Now, let’s try to integrate the datasets, using almost the same workflow as before but with both datasets provided for object creation.

int_obj = createLiger(list(sc_rnaseq = tasic, spatial = seqfish))
int_obj %<>% liger::normalize() %>%
    liger::selectGenes() %>%
    liger::scaleNotCenter() %>%
    liger::optimizeALS(k = 20) %>%
    liger::quantile_norm() %>%
    liger::louvainCluster() %>%
    liger::runUMAP()

Again, we plot the output, including one showing dataset of origin

names(int_obj@clusters) = c(colnames(tasic), colnames(seqfish))
int_clust = as.factor(c(as.character(tasic_clust), as.character(seq_clust))); names(int_clust) = c(names(tasic_clust), names(seq_clust))
int_plots = plotByDatasetAndCluster(int_obj, return.plots = T)
int_plot_known_clust = plotByDatasetAndCluster(int_obj, clusters = int_clust, return.plots = T)
int_plots[[1]]

int_plots[[2]]

int_plot_known_clust[[2]]

We calculate clustering accuracy, as well as agreement and alignment

print(paste("overall ARI:",calcARI(int_obj, int_clust)))
## [1] "overall ARI: 0.03990832682262"
print(paste("overall purity:",calcPurity(int_obj, int_clust)))
## [1] "overall purity: 0.621084337349398"
print(paste("agreement:",calcAgreement(int_obj)))
## [1] "Reducing dimensionality using NMF"
## 
## Converged in 0.01860118 seconds, 167 iterations.

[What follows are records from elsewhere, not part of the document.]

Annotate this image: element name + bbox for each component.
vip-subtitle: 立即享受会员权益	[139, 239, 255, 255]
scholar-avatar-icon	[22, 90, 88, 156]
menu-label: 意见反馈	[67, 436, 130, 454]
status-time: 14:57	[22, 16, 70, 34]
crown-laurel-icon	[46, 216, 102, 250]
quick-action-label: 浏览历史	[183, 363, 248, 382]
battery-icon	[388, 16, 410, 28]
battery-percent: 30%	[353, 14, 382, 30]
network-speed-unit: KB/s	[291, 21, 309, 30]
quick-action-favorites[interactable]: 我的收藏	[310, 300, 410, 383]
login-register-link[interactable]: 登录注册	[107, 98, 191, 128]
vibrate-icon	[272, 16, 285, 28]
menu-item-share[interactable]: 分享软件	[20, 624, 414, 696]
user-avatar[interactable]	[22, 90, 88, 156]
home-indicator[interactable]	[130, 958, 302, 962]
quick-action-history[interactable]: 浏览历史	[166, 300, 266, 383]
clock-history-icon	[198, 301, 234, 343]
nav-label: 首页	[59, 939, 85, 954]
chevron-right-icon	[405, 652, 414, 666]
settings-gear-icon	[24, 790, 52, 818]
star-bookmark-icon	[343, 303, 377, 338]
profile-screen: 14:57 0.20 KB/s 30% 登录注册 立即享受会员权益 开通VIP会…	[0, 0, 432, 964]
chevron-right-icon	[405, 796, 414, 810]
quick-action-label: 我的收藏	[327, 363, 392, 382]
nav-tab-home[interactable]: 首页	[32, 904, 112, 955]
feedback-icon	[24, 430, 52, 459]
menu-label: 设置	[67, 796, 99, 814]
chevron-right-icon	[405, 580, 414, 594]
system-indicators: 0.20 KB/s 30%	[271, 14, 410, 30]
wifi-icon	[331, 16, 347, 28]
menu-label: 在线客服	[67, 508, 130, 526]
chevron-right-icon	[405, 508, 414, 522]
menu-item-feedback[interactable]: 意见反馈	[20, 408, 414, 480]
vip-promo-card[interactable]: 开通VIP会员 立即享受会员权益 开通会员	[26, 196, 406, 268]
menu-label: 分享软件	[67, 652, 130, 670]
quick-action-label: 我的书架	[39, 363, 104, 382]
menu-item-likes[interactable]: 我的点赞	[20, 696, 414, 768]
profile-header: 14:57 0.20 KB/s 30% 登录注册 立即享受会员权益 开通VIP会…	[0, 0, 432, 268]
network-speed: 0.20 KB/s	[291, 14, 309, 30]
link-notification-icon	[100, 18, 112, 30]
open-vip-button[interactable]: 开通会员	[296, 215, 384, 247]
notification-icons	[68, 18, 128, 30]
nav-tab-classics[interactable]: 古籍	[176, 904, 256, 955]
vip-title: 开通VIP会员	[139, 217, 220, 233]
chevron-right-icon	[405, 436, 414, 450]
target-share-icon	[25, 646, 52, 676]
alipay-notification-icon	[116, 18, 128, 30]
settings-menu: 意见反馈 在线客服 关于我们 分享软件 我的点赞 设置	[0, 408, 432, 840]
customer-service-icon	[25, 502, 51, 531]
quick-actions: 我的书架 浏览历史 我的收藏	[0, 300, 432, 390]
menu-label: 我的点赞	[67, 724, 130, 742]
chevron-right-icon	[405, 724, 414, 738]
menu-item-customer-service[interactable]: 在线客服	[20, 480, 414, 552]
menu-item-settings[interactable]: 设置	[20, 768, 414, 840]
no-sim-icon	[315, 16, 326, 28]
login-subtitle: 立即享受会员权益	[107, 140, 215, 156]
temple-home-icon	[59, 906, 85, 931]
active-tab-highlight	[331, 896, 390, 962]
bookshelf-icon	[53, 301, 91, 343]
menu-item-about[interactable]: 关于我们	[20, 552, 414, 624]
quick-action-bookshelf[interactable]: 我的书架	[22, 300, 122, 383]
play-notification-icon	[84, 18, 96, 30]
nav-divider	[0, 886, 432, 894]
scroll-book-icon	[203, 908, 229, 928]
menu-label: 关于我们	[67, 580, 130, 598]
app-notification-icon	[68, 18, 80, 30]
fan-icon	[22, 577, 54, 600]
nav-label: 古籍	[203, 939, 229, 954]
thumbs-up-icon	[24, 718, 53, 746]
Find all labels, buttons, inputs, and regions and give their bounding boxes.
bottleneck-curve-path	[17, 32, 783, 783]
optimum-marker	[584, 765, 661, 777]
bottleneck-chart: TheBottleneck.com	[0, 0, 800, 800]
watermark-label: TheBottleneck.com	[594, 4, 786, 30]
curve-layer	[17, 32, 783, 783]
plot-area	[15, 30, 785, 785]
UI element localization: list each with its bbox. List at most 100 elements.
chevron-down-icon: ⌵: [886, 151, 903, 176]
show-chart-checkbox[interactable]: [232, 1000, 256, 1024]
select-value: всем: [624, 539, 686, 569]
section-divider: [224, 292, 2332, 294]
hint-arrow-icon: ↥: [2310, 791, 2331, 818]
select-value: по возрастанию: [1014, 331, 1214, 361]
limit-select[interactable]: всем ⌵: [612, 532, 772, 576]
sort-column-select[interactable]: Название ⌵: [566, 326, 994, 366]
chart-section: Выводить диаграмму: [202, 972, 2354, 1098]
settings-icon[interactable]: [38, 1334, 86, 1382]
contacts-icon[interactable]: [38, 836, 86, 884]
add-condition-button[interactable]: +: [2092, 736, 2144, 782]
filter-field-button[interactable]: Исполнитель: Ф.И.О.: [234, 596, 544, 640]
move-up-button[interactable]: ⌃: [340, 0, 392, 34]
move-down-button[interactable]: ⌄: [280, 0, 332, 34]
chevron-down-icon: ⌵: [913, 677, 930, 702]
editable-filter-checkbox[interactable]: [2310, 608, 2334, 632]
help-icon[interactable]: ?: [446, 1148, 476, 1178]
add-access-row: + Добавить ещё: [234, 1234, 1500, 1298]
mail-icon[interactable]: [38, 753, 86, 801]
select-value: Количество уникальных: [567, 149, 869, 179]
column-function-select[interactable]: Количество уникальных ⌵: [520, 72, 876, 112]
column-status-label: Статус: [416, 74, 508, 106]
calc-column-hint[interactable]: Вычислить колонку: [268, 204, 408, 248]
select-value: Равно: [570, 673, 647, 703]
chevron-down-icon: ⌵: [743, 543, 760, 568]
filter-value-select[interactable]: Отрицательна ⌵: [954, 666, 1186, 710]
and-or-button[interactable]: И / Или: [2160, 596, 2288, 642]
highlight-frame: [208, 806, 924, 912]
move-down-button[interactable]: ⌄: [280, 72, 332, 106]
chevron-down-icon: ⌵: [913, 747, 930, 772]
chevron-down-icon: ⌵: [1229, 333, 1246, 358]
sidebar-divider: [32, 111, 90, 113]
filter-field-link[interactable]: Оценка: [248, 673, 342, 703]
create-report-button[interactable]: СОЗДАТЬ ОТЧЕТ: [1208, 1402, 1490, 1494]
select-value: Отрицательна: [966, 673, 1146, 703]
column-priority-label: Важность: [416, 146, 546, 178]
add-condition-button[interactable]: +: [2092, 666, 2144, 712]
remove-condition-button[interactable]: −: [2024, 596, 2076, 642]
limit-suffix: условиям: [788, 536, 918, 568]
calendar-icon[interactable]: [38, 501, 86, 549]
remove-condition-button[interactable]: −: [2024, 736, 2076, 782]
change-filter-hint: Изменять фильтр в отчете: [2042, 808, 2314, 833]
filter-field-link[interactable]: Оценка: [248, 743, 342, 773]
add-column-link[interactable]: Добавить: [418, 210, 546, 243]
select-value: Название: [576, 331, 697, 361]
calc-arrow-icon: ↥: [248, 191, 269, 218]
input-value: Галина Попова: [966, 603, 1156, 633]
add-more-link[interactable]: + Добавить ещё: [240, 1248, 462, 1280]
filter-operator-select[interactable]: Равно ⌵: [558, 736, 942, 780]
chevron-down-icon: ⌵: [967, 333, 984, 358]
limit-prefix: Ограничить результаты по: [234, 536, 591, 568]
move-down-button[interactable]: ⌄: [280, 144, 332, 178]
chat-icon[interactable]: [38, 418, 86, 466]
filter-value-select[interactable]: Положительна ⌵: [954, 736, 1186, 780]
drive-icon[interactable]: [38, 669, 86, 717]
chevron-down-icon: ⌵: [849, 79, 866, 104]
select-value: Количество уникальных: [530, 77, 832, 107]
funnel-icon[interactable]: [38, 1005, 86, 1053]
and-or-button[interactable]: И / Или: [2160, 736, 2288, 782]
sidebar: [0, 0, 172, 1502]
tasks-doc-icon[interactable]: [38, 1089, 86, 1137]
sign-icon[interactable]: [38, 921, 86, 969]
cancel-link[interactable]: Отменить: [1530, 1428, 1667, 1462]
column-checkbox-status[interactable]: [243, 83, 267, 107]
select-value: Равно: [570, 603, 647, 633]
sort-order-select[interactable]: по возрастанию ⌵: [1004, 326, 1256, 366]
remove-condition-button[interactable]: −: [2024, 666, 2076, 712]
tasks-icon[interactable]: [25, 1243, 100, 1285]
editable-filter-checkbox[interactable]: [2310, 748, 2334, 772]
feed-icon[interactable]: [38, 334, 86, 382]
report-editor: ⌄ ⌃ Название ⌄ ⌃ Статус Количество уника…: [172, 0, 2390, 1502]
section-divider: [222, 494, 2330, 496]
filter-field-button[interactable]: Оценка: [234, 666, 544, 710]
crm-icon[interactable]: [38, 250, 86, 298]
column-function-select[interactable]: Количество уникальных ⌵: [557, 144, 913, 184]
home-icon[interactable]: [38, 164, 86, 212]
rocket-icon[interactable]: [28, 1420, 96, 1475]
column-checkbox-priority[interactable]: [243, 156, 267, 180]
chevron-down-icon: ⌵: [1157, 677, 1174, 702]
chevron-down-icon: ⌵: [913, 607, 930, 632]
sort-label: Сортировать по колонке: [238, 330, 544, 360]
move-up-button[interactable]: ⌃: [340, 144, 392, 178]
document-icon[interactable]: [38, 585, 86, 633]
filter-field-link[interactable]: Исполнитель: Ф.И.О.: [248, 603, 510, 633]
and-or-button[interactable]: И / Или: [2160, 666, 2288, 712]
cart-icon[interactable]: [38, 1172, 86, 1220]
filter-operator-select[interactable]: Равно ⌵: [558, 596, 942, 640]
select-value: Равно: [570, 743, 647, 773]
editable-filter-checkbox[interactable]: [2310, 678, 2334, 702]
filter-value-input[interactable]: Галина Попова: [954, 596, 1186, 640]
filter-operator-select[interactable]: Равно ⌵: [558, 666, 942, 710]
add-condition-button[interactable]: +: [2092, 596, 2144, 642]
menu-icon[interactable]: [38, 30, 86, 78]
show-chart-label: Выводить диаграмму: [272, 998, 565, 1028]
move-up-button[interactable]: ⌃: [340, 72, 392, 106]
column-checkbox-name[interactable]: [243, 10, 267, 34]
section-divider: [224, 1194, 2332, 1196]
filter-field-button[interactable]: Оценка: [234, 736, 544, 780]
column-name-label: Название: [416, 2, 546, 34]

Objective: 5408.016 
## 
## Converged in 0.01765323 seconds, 188 iterations. Objective: 8577.805 
## [1] "agreement: 0.089592886480605"
print(paste("alignment:",calcAlignment(int_obj)))
## [1] "alignment: 0.804064439004953"

This seems to demonstrate that the clustering accuracy of the integration (a surrogate for how well the method divided the cell types) falls somehwere between solely using the spatial data and scRNA-seq. Additionally, the agreement metric is relatively low (on its scale of 0 to 1). This implies that the integration was not very informative and relied heavily on distortion of the data for alignment.